A Pizzetti Prelude

Tanglewood Festival Chorus at Seiji Ozawa Hall, James Burton conducting, July 20, 2018. Photo courtesy Jon Saxton

I’m still a little weak-legged this morning after last night’s TFC performance. It’s not common for me to feel so completely drained, but our Prelude concert last night, with works by Pizzetti, Palestrina, Rossini, Lotti, and Verdi, took everything I had.

I was unfamiliar with Ildebrando Pizzetti and his works before this concert. From my exposure to him through his Requiem, he embraced older sacred music traditions, filtering them through twentieth century ideas of tone and form. The Requiem has echoes, consciously or un-, of earlier Renaissance works, including what I still insist is a nod to Tallis in the setting of “Jerusalem” in the first movement.

Our director, James Burton, pulled those connections to the fore by programming the Requiem alongside works by Palestrina (“Sicut Cervus”) and Lotti (the “Crucifixus a 8”). But Pizzetti owed a debt to his immediate forebears, too, with the operatic sensibilities of Rossini and Verdi both present in his writing. From those artistic forebears we added the Rossini “O salutaris hostia” and Verdi’s great “Pater Noster.”

If you put all those works together, you have about an hour of a cappella music by Italian composers in Latin and Italian. To intensify the drama, James interleaved the other works between movements of the Pizzetti—the final order was:

  • Requiem aeternam (Pizzetti)
  • Sicut cervus
  • Dies irae (Pizzetti)
  • O salutaris hostia
  • Crucifixus a 8
  • Sanctus
  • Agnus dei
  • Pater noster
  • Libera me

We transitioned between movements attaca (without a break), and performed without a piano, taking the pitch from James and his tuning fork. And I think it was some combination of these things—the intense drama of the music, the quick transitions without a break, the unrelenting mental focus—that left me literally shaky. That or hypoxia. There are some seriously long lines in all the works.

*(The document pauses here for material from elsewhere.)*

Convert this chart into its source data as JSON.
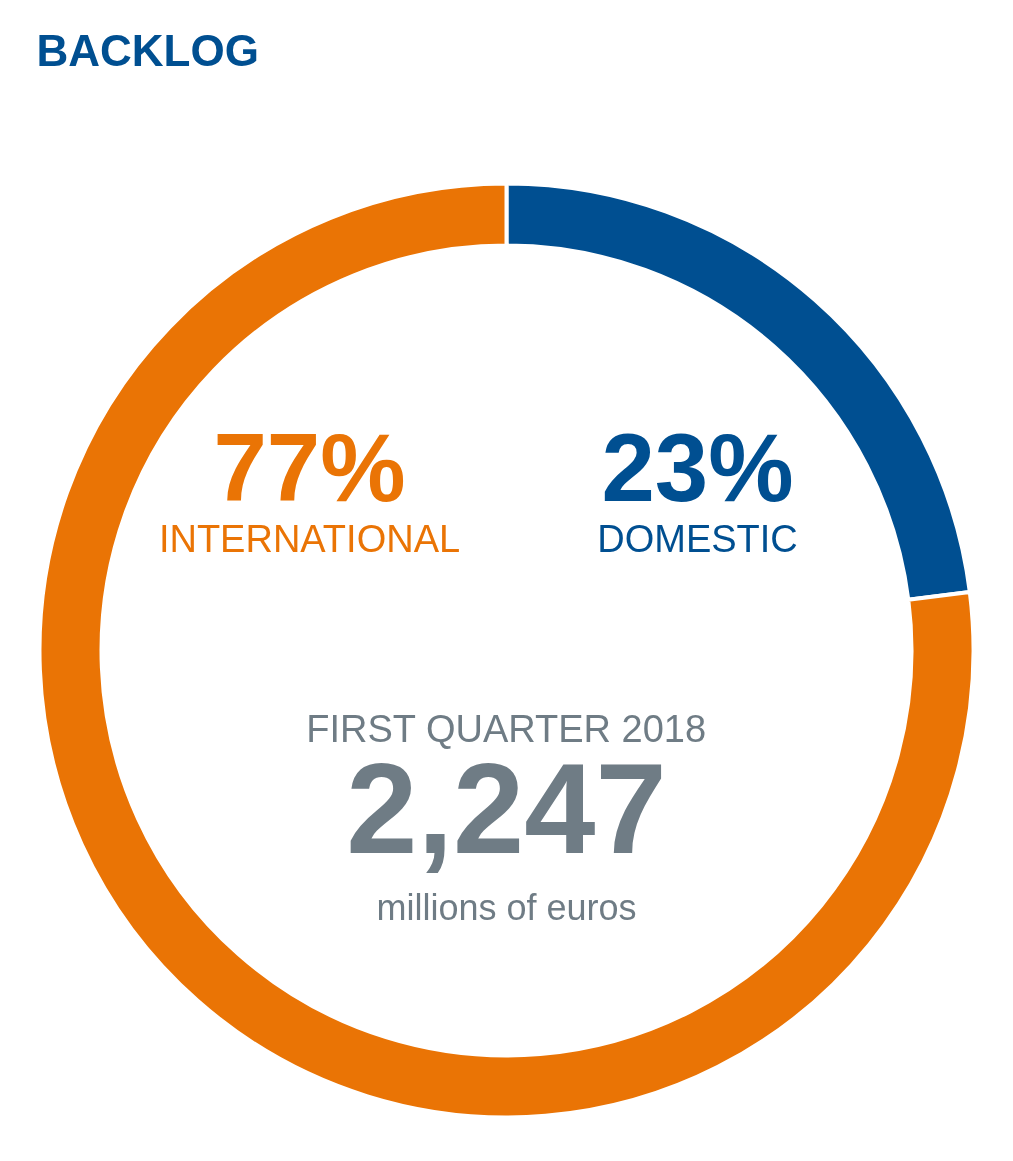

But I have a new composer on my list of “must listens” now, and a new appreciation for others that I’ve sung for years. It was a great night.

Here’s a taste of the Pizzetti, from our Thursday rehearsals, that gives you a hint of the remarkable G Major beauty that raises its head above the clouds.

Quiet time

The blog is quiet this week thanks to another Tanglewood outing, my second and last for the summer. This week I’m here exercising my straight tone, singing with Herbert Blomstedt on the Haydn Missa in angustiis (aka “Lord Nelson Mass”) and singing a chorus-only Prelude program featuring the Pizzetti Requiem and a set of related Italian choral music.

My colleague Jeff has written about the Pizzetti, so I’ll just add that Pizzetti’s allusions in the piece are maddening. So far I’ve found the connection to Tallis’s Lamentations of Jeremiah in Pizzetti’s setting of the word “Jerusalem” (first movement), and I’ll post others as I find them.